In the jittered version of the above boxplot below, we can answer these questions.

draw %>% mutate( yy = ifelse(is.na(TScore), 11, as.integer(TScore) ) ) %>%
  ggplot(aes(x=fct_reorder(as.factor(TScore), yy),  y=BScore )) + 
  geom_boxplot() + 
  geom_jitter(alpha=.3 , color="red", 
              position=position_jitter(width=0.2, height=0.1)) + 
  xlab("T-Score") + 
  ylab("B-Score") + 
  ggtitle("Liquidity Scores with Jitter Vendor T vs B")

We see that the distribution of B-Scores for the lowest T-Score = 1 ranges from 1 to 92. We also see that a large number of points fall in the NA boxplot. The T-Score NA boxplot is highly left skewed but also has a concentration at B-Score = 100.

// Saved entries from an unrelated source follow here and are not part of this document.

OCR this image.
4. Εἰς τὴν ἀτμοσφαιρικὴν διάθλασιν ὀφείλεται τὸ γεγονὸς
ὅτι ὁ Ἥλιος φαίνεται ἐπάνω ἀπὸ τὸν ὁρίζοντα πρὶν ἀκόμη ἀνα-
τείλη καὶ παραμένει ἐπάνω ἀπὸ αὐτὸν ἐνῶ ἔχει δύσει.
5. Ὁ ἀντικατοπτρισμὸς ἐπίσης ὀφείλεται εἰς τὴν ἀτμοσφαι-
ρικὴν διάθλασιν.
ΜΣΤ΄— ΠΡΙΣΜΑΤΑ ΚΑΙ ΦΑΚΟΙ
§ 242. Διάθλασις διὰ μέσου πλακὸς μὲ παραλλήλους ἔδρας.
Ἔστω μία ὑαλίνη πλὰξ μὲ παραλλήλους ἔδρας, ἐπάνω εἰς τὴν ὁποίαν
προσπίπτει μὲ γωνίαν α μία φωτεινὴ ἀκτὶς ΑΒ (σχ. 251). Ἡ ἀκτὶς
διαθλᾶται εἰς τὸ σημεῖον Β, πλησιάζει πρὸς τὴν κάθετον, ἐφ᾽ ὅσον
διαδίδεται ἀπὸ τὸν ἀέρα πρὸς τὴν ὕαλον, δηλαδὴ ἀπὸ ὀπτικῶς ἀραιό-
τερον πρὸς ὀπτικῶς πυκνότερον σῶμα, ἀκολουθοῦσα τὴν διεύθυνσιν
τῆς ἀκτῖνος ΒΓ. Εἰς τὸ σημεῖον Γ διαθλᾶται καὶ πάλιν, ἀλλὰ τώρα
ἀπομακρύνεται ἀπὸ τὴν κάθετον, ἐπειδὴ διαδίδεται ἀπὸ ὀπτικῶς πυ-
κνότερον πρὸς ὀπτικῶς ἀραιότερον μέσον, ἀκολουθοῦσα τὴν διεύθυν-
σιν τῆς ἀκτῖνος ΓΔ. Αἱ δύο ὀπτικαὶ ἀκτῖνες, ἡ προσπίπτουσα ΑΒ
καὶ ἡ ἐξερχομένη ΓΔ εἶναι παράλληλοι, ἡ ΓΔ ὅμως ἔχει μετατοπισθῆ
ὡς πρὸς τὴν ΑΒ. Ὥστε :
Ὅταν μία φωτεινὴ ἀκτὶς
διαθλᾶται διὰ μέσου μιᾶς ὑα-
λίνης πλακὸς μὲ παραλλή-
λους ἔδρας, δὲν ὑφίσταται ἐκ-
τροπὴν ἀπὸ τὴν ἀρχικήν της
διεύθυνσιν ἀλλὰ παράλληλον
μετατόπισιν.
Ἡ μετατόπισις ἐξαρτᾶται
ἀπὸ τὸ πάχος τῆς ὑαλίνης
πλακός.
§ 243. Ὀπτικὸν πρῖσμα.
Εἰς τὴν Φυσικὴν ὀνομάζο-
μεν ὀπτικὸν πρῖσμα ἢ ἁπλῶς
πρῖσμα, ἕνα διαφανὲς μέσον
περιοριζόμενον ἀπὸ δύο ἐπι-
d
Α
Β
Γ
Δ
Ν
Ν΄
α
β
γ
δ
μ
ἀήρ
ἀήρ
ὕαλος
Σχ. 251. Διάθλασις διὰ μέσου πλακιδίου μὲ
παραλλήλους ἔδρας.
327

Thus, we see both that the count of observations within each T-Score level is lumpy. We also see that the B-Score distribution within each T-Score level is highly skewed despite the positive trend in the B-Score medians with increasing T-Scores.

Conclusion

Returning to our initial questions, the two vendors models do not appear equivalent.
Despite the existence of a trend between their scores, there are structural differences in the scores granularity, heteroskedasticity in the inter-score relationship and an unexplained population of bonds with NA T-Score. The reasons for these variations can be traced in part to differences in how the vendors designed their models, the degree of coverage by asset type of their liquidity models. Jitter has been helpful in detecting these anomalies.